6 лёгких вариаций на тему швейцарской песни для фортепиано или арфы F-dur, WoO 64

Михаил Плетнёв, фортепиано

Marisa Robles, арфа

The date of composition of this work is not known, although it is believed to have come prior to 1793. Some musicologists have speculated that it was composed around 1790, the time of Beethoven's student years. It was actually written for harp or piano and is generally not viewed as a significant effort, even considering the composer's youth and inexperience.

The theme is rather colorless in its simple, two-voice makeup and brevity (eight measures). It has the nondescript kind of character that one hears in a piece written for beginning music students. The variations themselves are hardly inventive and display little of the genius to come. Variations four and five do show a modicum of charm, but the primary significance of this piece may be that it was the first the composer wrote for harp. In his ballet The Creatures of Prometheus (1800-01), Beethoven wrote a harp solo for the fifth movement, this time supplying much better music. These were the only two instances he composed for harp.

A typical performance of the Swiss Song Variations lasts just under four minutes.

(Robert Cummings, Rovi)

The autograph score for the Variations on a Swiss Air WoO 64 is unusually neat. It was so unusually well written that the Berlin manuscript dealer Liepmannssohn, through whose hands many of the most famous manuscripts passed at the beginning of the twentieth century, still thought in 1930 that it was a copy made by a professional copyist. It is now certain that it was done by Beethoven. However, assigning a date to it is rather problematic. The song used as the theme for the Variations was published in 1781 - too early, to offer a direct clue. The paper on which the autograph score was made is unique amongst the paper used by the composer. Beethoven used similar paper from the same paper mill in his late Bonn years, that is between 1790 and 1792. This is confirmed by an analysis of the handwriting. As is the case with with most people, Beethoven's earlier handwriting was not the same as that of his "mature" years. The composer's handwriting and its development have been closely examined, not least because of its notorious illegibility.
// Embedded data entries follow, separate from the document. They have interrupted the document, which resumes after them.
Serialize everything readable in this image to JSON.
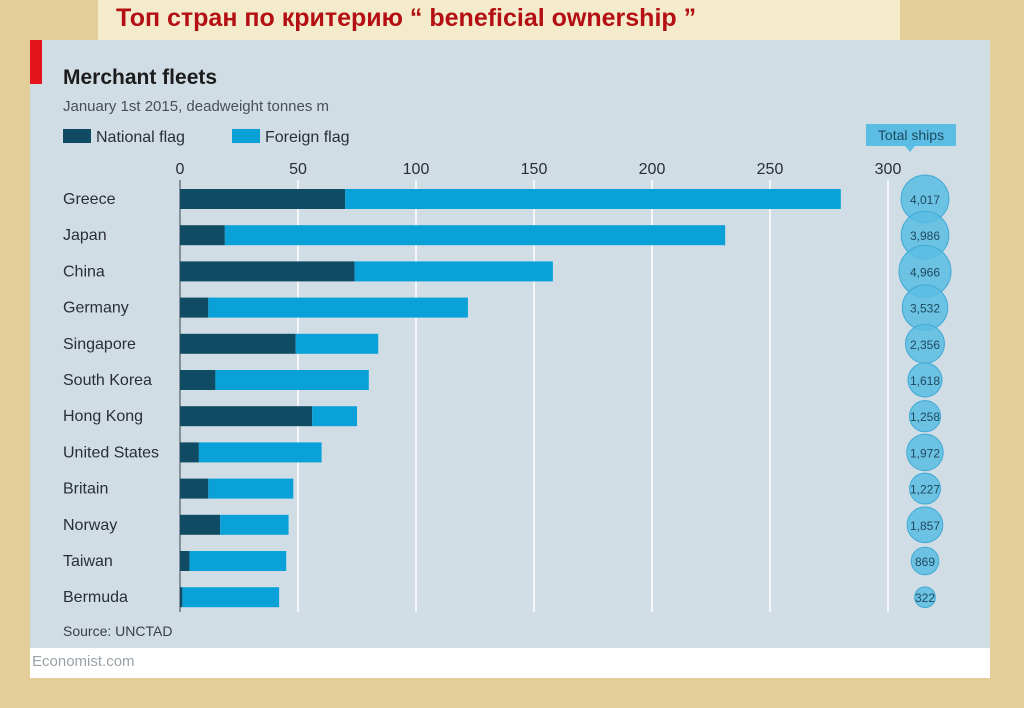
{
  "slide_title": "Топ стран по критерию “ beneficial ownership ”",
  "footer": "Economist.com",
  "colors": {
    "national": "#0f4c63",
    "foreign": "#0aa1d8",
    "bubble": "#5bbde3",
    "title_red": "#b40f12"
  },
  "chart_data": {
    "type": "bar",
    "stacked": true,
    "orientation": "horizontal",
    "title": "Merchant fleets",
    "subtitle": "January 1st 2015, deadweight tonnes m",
    "source": "Source: UNCTAD",
    "legend": [
      "National flag",
      "Foreign flag"
    ],
    "legend_placement": "top-left",
    "xlim": [
      0,
      300
    ],
    "xticks": [
      0,
      50,
      100,
      150,
      200,
      250,
      300
    ],
    "grid": true,
    "categories": [
      "Greece",
      "Japan",
      "China",
      "Germany",
      "Singapore",
      "South Korea",
      "Hong Kong",
      "United States",
      "Britain",
      "Norway",
      "Taiwan",
      "Bermuda"
    ],
    "series": [
      {
        "name": "National flag",
        "values": [
          70,
          19,
          74,
          12,
          49,
          15,
          56,
          8,
          12,
          17,
          4,
          1
        ]
      },
      {
        "name": "Foreign flag",
        "values": [
          210,
          212,
          84,
          110,
          35,
          65,
          19,
          52,
          36,
          29,
          41,
          41
        ]
      }
    ],
    "total_ships_label": "Total ships",
    "total_ships": [
      "4,017",
      "3,986",
      "4,966",
      "3,532",
      "2,356",
      "1,618",
      "1,258",
      "1,972",
      "1,227",
      "1,857",
      "869",
      "322"
    ],
    "total_ships_values": [
      4017,
      3986,
      4966,
      3532,
      2356,
      1618,
      1258,
      1972,
      1227,
      1857,
      869,
      322
    ]
  }
}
Characteristics of the young Beethoven's handwriting which have been researched include the form and sweep of the clefs, accolades, bar lines and metre, which changed at different times. Using these findings the composition date of the autograph score can be narrowed down to between 1790 and 1792.

The autograph was written very carefully, so that Beethoven could use it later as model for the engraving. In 1798 the variations were published by the newly founded publisher Simrock at Bonn.